Chi sono e quali mansioni hanno i magistrati dell’oppidum? Sono i quattuorviri (letteralmente “quattro uomini”), collegio elettivo, due dei quali, chiamati quattuorviri iure dicundo, si occupano di giustizia e polizia urbana e altri due (aedilicia potestate) sono invece gli “assessori” all’edilizia pubblica, al commercio e agli spettacoli. La prima coppia è quella più importante: convoca il senato e le assemblee popolari, ha la responsabilità dell’erario e, ogni cinque anni, organizza il censimento. A queste cariche di natura laica si affiancano quelle religiose (a Roma i capi della chiesa sono laici ed elettivi): i pontifices, i severi, gli Augustales, tutti sacerdozi municipali.
Vicenza entra a far parte della struttura amministrativa centrale dopo le guerre civili degli anni Ottanta del I secolo avanti Cristo. Vicetia è infatti inserita in una delle trentuno tribù rurali (così chiamate per differenziarle da quelle urbane in cui è ripartita la popolazione di Roma), la Maenenia, che è una delle più antiche e che origina addirittura da una gens esistente alla fondazione dell’Urbe. Che c’entra con Vicenza? Nulla, ovviamente. Si tratta, infatti, di una attribuzione territoriale a fini elettorali scollegata da ogni legame gentilizio e dovuta, piuttosto, alla presenza in loco di proprietà latifondistiche dei capi della gens originaria. Nella Venetia anche Feltre è inserita nella Maenenia.
Pace, ricchezza, infrastrutture e autonomia amministrativa sono i fondamenti della Vicetia anche nella età imperiale, durante la quale emergono le pochissime figure di cittadini che riescono ad avere qualche importanza anche a Roma e quindi a iscrivere i propri nomi nella storia.
Sono due potenti famiglie vicentine che accedono, nella prima metà del II secolo dopo Cristo, addirittura alla famiglia imperiale. In realtà le due famiglie, i Salonii e i Matidii, poi si fondono. Della prima si sa che ha possedimenti nell’agro vicentino, che suoi esponenti rivestono cariche amministrative e che è ramificata a Este, Asolo e Aquileia.

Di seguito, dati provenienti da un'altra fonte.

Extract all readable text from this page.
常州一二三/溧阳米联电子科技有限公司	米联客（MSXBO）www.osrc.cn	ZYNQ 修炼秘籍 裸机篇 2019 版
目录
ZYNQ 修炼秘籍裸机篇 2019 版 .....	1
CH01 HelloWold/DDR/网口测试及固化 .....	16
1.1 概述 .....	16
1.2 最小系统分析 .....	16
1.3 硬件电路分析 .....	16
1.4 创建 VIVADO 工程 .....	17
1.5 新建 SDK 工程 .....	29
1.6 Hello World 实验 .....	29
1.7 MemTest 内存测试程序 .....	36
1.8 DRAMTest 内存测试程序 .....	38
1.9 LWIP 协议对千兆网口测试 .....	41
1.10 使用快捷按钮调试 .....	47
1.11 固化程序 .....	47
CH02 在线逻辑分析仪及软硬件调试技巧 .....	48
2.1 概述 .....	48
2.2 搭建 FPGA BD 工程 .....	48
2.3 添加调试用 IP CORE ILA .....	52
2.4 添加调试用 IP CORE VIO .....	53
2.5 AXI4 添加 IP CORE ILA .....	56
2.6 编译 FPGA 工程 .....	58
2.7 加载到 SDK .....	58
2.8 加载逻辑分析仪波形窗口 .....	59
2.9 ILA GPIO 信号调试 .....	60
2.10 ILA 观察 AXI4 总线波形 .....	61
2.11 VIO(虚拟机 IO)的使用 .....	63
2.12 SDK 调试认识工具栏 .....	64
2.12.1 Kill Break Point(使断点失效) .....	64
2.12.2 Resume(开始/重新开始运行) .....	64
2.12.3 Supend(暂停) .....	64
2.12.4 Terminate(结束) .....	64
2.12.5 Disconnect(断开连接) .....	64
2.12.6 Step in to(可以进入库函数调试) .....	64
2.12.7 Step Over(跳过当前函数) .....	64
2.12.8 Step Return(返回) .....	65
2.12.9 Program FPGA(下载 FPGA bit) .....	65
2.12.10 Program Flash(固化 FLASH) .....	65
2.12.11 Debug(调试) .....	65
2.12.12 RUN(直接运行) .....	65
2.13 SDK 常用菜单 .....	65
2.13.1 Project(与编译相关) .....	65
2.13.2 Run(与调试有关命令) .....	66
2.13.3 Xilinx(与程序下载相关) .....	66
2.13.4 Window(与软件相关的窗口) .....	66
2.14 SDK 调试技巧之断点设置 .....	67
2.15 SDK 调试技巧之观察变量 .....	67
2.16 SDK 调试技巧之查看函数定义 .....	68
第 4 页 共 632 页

Il primo vicentino di cui sono arrivate a noi alcune notizie è Salonio Matidio, cooptato nel 48 dall’imperatore Claudio nel Senato di Roma. È lui, probabilmente, a radicare la gens nella capitale. Un suo discendente, forse il figlio, Caio Salonio Matidio Patruino, anche lui senatore e giurista, è quello che si imparenta con la famiglia imperiale. È cognato di Traiano e la figlia Matidia maggiore e la nipote Matidia minore sono suocera e cognata di Adriano.
Un altro personaggio vicentino che si fa largo a Roma è Quinto Remmio Palemone, un liberto che si afferma come grammatico (insegnante di greco e latino) e, nel contempo, come imprenditore nel settore tessile, sfruttando le conoscenze tecniche acquisite quand’era schiavo a Vicenza. Di lui si riporta anche la forte licenziosità. Un tipo davvero particolare.
Sempre al primo secolo dopo Cristo risale un altro vicentino illustre, un militare. È il generale Aulo Cecilio Allieno, coinvolto nel 69 nelle lotte di potere per la successione che coinvolgono tre imperatori (Galba, Ottone e Vitellio) in un solo anno prima dell’avvento di Vespasiano. Si tramanda che il comandante vicentino sia stato un po’ ambiguo e opportunista in quei frangenti.
Conosciamo, infine, anche il nome e il ruolo di un altro cittadino di Vicetia anche se la sua fama è esclusivamente locale. È Tito Dellio, un imprenditore di successo, fondatore della manifattura di tegole la cui produzione è ben diffusa nel territorio. La gens Dellia si arricchisce con questa attività, Tito è anche quattuorvir. Non è inappropriato considerarlo un prototipo dell’industriale del Nord Est che fa fortuna venti secoli dopo.